It’s produced in small amounts as a by-product of heavy metal mining, but a potentially richer source is in the Coast Mountains, south of Smithers, B.C. That’s where Vancouver-based Deer Horn Capital hopes to dig up 10,000 tonnes of rock in 2021 as a bulk test, a first step toward building a small tellurium, gold and silver mine.
But even before the company starts blasting, Deer Horn is breaking ground. It is one of the first mining-related firms in Canada to join the Initiative for Responsible Mining Assurance, or IRMA. Deer Horn was the first exploration company to work with the sustainable and responsible mining standard and remains the only one that has made those efforts public.
“We want to do it right from the start,” explains Tony Fogarassy, Deer Horn’s chairman. “There are too many crappy mines out there. For things to change, we need a different approach. IRMA represents that different approach.”
Interest is growing in standards that guide the mining industry toward more responsible and sustainable ways of doing business. Consumers, the companies that use metals, NGOs and communities are increasingly scrutinizing the ethics and practices of an industry with a notorious record of environmental disasters, abandoned projects and allegations of human rights abuses.
The Initiative for Responsible Mining Assurance is one of the newest of more than a dozen mining standards. But most are narrow in focus or lack independence. Some concentrate on single issues like workers’ rights or particular parts of the industry, such as the supply chain. Others were developed by the mining industry without oversight or are just aspirational. There is an appetite for something better.
When the State of Sustainability Initiatives, a project that examines all kinds of industry standards, looked at 15 different mining standards in 2018, it ranked the Initiative for Responsible Mining Assurance at the top.
“IRMA comes closest to providing a comprehensive mining standard covering every societal indicator relevant to mining,” they noted. And a study by the German Institute for Geoscience and Natural Resources and Ulm University in Germany found the Initiative for Responsible Mining Assurance demanded the highest requirements from the mining industry among 19 initiatives they examined.
The Initiative for Responsible Mining Assurance standard emerged from the backlash of a series of high profile mine accidents in the 1990s, including a tailings pond failing at the Omai Gold Mine in Guyana, which polluted 80 kilometres of river, and the Doñana Disaster in Spain, which cost $360 million to clean up. The standard response from critics of industry practice was to oppose all mining, especially new developments. Alan Young, who has been involved with the initiative since the beginning, says he and the other founders looked at their phones and cars and household appliances and realized that was a hypocritical attitude.
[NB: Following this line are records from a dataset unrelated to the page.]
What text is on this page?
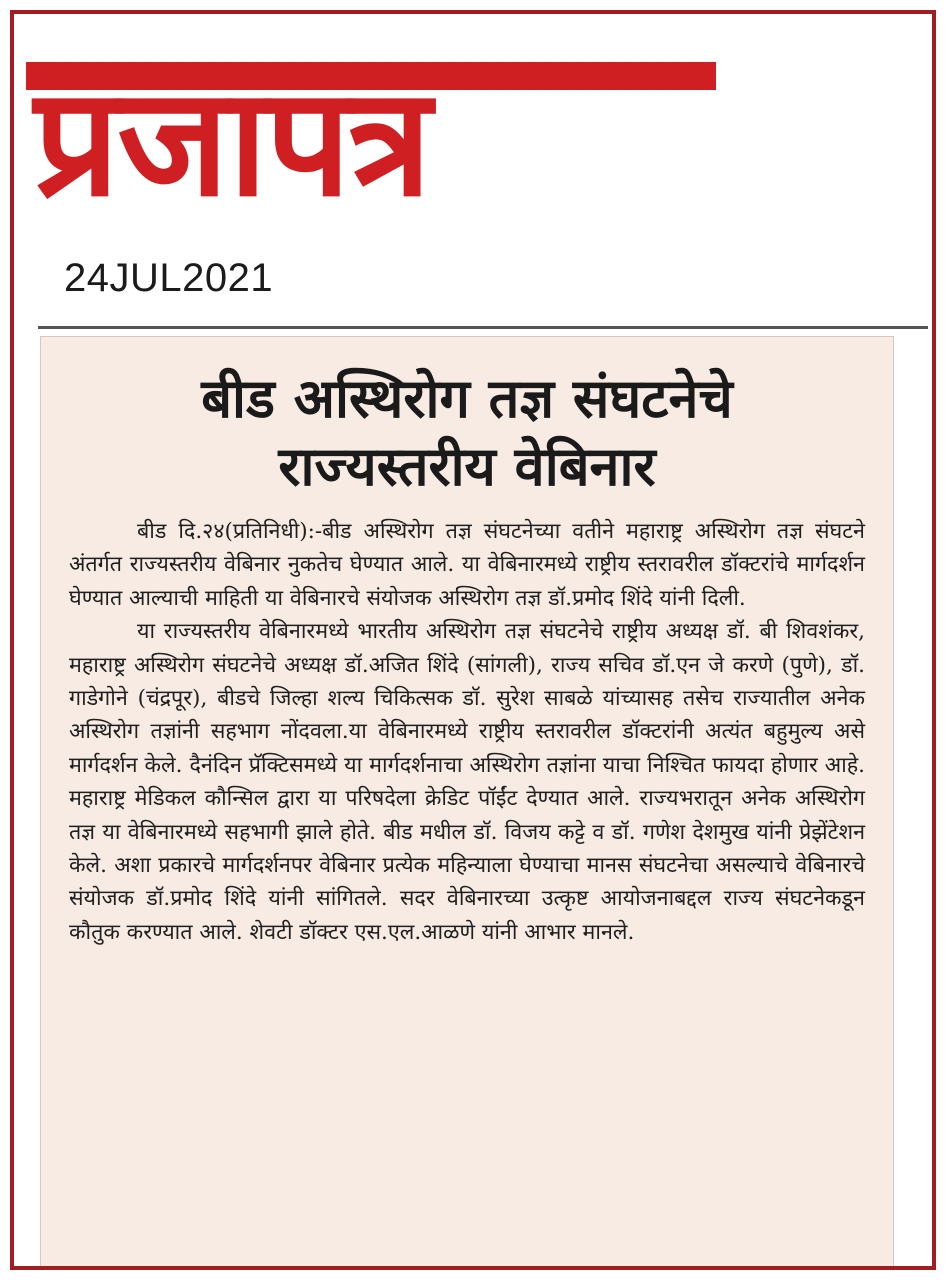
प्रजापत्र
24JUL2021
बीड अस्थिरोग तज्ञ संघटनेचे
राज्यस्तरीय वेबिनार

बीड दि.२४(प्रतिनिधी):-बीड अस्थिरोग तज्ञ संघटनेच्या वतीने महाराष्ट्र अस्थिरोग तज्ञ संघटने अंतर्गत राज्यस्तरीय वेबिनार नुकतेच घेण्यात आले. या वेबिनारमध्ये राष्ट्रीय स्तरावरील डॉक्टरांचे मार्गदर्शन घेण्यात आल्याची माहिती या वेबिनारचे संयोजक अस्थिरोग तज्ञ डॉ.प्रमोद शिंदे यांनी दिली.

या राज्यस्तरीय वेबिनारमध्ये भारतीय अस्थिरोग तज्ञ संघटनेचे राष्ट्रीय अध्यक्ष डॉ. बी शिवशंकर, महाराष्ट्र अस्थिरोग संघटनेचे अध्यक्ष डॉ.अजित शिंदे (सांगली), राज्य सचिव डॉ.एन जे करणे (पुणे), डॉ. गाडेगोने (चंद्रपूर), बीडचे जिल्हा शल्य चिकित्सक डॉ. सुरेश साबळे यांच्यासह तसेच राज्यातील अनेक अस्थिरोग तज्ञांनी सहभाग नोंदवला.या वेबिनारमध्ये राष्ट्रीय स्तरावरील डॉक्टरांनी अत्यंत बहुमुल्य असे मार्गदर्शन केले. दैनंदिन प्रॅक्टिसमध्ये या मार्गदर्शनाचा अस्थिरोग तज्ञांना याचा निश्चित फायदा होणार आहे. महाराष्ट्र मेडिकल कौन्सिल द्वारा या परिषदेला क्रेडिट पॉईंट देण्यात आले. राज्यभरातून अनेक अस्थिरोग तज्ञ या वेबिनारमध्ये सहभागी झाले होते. बीड मधील डॉ. विजय कट्टे व डॉ. गणेश देशमुख यांनी प्रेझेंटेशन केले. अशा प्रकारचे मार्गदर्शनपर वेबिनार प्रत्येक महिन्याला घेण्याचा मानस संघटनेचा असल्याचे वेबिनारचे संयोजक डॉ.प्रमोद शिंदे यांनी सांगितले. सदर वेबिनारच्या उत्कृष्ट आयोजनाबद्दल राज्य संघटनेकडून कौतुक करण्यात आले. शेवटी डॉक्टर एस.एल.आळणे यांनी आभार मानले.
“I started to ask myself ‘What would responsible look like?’ ” says the Ottawa-based sustainable mining consultant and a member of the initiative’s steering committee.
The initiative launched in 2006. It took the 14 years that followed to settle on the final assessment requirements and process.
“Taking a long time is a good sign,” Young says. “It shows it is stable and well thought out.”
The Initiative for Responsible Mining Assurance assesses individual mines, not the companies that own them. The process starts with a mine conducting a self-assessment against 400 benchmarks — things like health and safety for workers, human rights, community engagement, pollution control and land reclamation planning.
When it’s ready to be scored, the mine pays a fee, starting at $90,000, and an independent auditor reviews the mine. (IRMA is working on a funding mechanism to help smaller mines take part.) This stage is public and anyone can make presentations to the auditor. The auditor scores the mine against those 400 points to determine its certification level: 100 being the highest and 75 and 50 showing high performance with room for improvement. Any score below 50 doesn’t receive certification. In addition, there are 40 critical areas, such as child labour, that the mine must ace to receive any certification.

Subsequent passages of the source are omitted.